На торцовой глухой стене красного здания аршинными неровными белыми буквами написано название станции. Вероятно, немцы переименовали ее — сверху, над крышей, торчал ржавый каркас вывески.
Прочитав каждую букву отдельно, я произнес что-то нескладное, несуразное.
Ванда засмеялась.
— Кжыжовец! Кжыжовец! Как звучит! Как звучит! Я
— Я не помешал?
— Нет, нет. Я довольна, что ты увидел мою встречу, Павлик. Ты должен знать… — Ванда сделала паузу, словно задумалась — что я должен знать? — Мою верность… земле этой… земле той, где я родилась и выросла… И… и… тебе…
— Ванда, не говори красиво.
— Ты сухарь, Павлик. Ты сухарь. Схимник. Как твой замполит. Дай платочек. У тебя нет платочка? Недотепа ты мой! Я сделаю тебе сотню платочков.
Сыпала слова как горох, смеялась и дрожала вся от возбуждения и холода. Я оглянулся на вагон. Тужников стоял все так же у окна, не сводя с нас глаз. Что было бы мне, подставь я Ванде платочек под ее горсть гравия?! Счастье, что замполиту не стукнуло перейти к открывающемуся окну — перевели его в летнее состояние закаленные в Заполярье любители свежего воздуха. Услышав наш разговор, какие политические выводы он сделал бы? Я взял Ванду за локоть:
— Пошли.
— Куда?
— Туда, — показал я на станцию.
Тогда она тоже глянула на наш вагон, увидела нахмуренного Тужникова, снова засмеялась и чуть ли не вприпрыжку двинулась вдоль длинного состава.
— Ты умница, Павлик.
— То сухарь, то умница?
— Мне захотелось показать ему язык.
— Кому?
— Комиссару.
— Осчастливила бы ты меня.
— Я подарю тебе счастье, любимый мой! Знал бы ты, какое счастье! Не обращай внимания на язык мой. В сердце мое загляни. У меня золотое сердце, Павел.
— Самое ненадежное.
— А тебе какое нужно — железное? Чтоб ржавело? Дурак!
Вот так всю дорогу — то «любимый», то «дурак».
В дивизионе, благодаря Вандиному языку, считали нас женихом и невестой и с большим интересом наблюдали наши необычные отношения. Между прочим, последнюю неделю мы почти не разговаривали — Ванда злилась на меня.
…Стояли на каком-то разъезде. Послушали по радиоприемнику «От Советского Информбюро». Наши войска вышли к Одеру, захватили плацдарм на западном берегу.

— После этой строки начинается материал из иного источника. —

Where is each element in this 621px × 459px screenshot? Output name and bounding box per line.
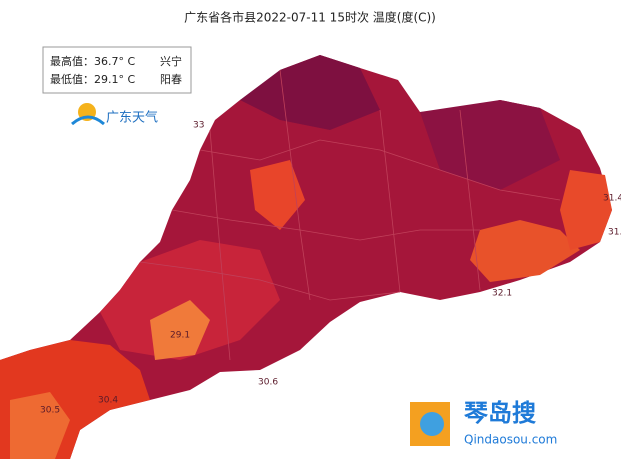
- min-place: 阳春: [160, 73, 182, 86]
- logo-text: 广东天气: [106, 110, 158, 126]
- map-label: 31.4: [603, 194, 621, 204]
- stats-box: [42, 46, 192, 94]
- boundary-line: [209, 129, 231, 361]
- region-light: [10, 392, 70, 459]
- region-orange: [250, 160, 305, 230]
- region-light: [150, 300, 210, 360]
- map-label: 32.1: [492, 289, 512, 299]
- boundary-line: [459, 109, 481, 291]
- map-label: 29.1: [170, 331, 190, 341]
- map-label: 30.6: [258, 378, 278, 388]
- boundary-line: [199, 139, 561, 201]
- region-hot: [240, 55, 380, 130]
- map-title: 广东省各市县2022-07-11 15时次 温度(度(C)): [184, 10, 436, 25]
- map-label: 31.8: [608, 228, 621, 238]
- region-orange: [560, 170, 612, 250]
- boundary-line: [139, 261, 401, 301]
- map-label: 30.4: [98, 396, 118, 406]
- map-label: 30.5: [40, 406, 60, 416]
- watermark-icon-circle: [420, 412, 444, 436]
- region-hot: [420, 100, 560, 190]
- boundary-line: [279, 69, 311, 301]
- region-orange: [470, 220, 580, 282]
- watermark: 琴岛搜 Qindaosou.com: [410, 399, 557, 447]
- watermark-name: 琴岛搜: [464, 399, 536, 427]
- logo-wave: [71, 115, 105, 126]
- boundaries: [139, 69, 561, 361]
- map-label: 33: [193, 121, 204, 131]
- boundary-line: [379, 109, 401, 293]
- boundary-line: [171, 209, 480, 241]
- min-label: 最低值：29.1° C: [50, 73, 135, 86]
- max-label: 最高值：36.7° C: [50, 54, 135, 68]
- watermark-url: Qindaosou.com: [464, 433, 557, 447]
- max-place: 兴宁: [160, 54, 182, 68]
- map-labels: 33 29.1 31.8 31.4 32.1 30.6 30.5 30.4: [40, 121, 621, 416]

До Берлина восемьдесят километров. Всего восемьдесят!
Мария Алексеевна расплакалась от радости, слушая взволнованно-торжественный голос Левитана.
Офицеры — все стратеги! — спорили о сроках штурма фашистского логова, о планах ближайших операций, некоторые с такой уверенностью и апломбом, будто были по меньшей мере адъютантами Жукова. А я пошел по теплушкам рассказывать бойцам последние новости. Начал с дальних и уже довольно поздно, чуть ли не после отбоя — хотя какой отбой в дороге? — заглянул в теплушку, где командовала Ванда. Меня всюду встречали хорошо — в дороге все полюбили политинформации, даже те, кто обычно
«Антилегентки», — с некоторой ревностью обзывали их малограмотные «деды». С этими девчатами было интересно. И весело. С одной Вандой не заскучаешь. А там еще была хохотушка Таня Балашова и серьезные эрудитки Лика Иванистова и Женя Игнатьева. Теплушка за три дня так спелась — в прямом смысле, что на четвертый девчата дали концерт на большой станции, где их слушали не только свои, но и бойцы других эшелонов; раненые из санитарного поезда на костылях ковыляли к перрону, из городских землянок шли гражданские — женщины, дети. Скупой на доброе слово Тужников при мне посоветовал командиру объявить младшему лейтенанту Жмур благодарность в приказе по дивизиону.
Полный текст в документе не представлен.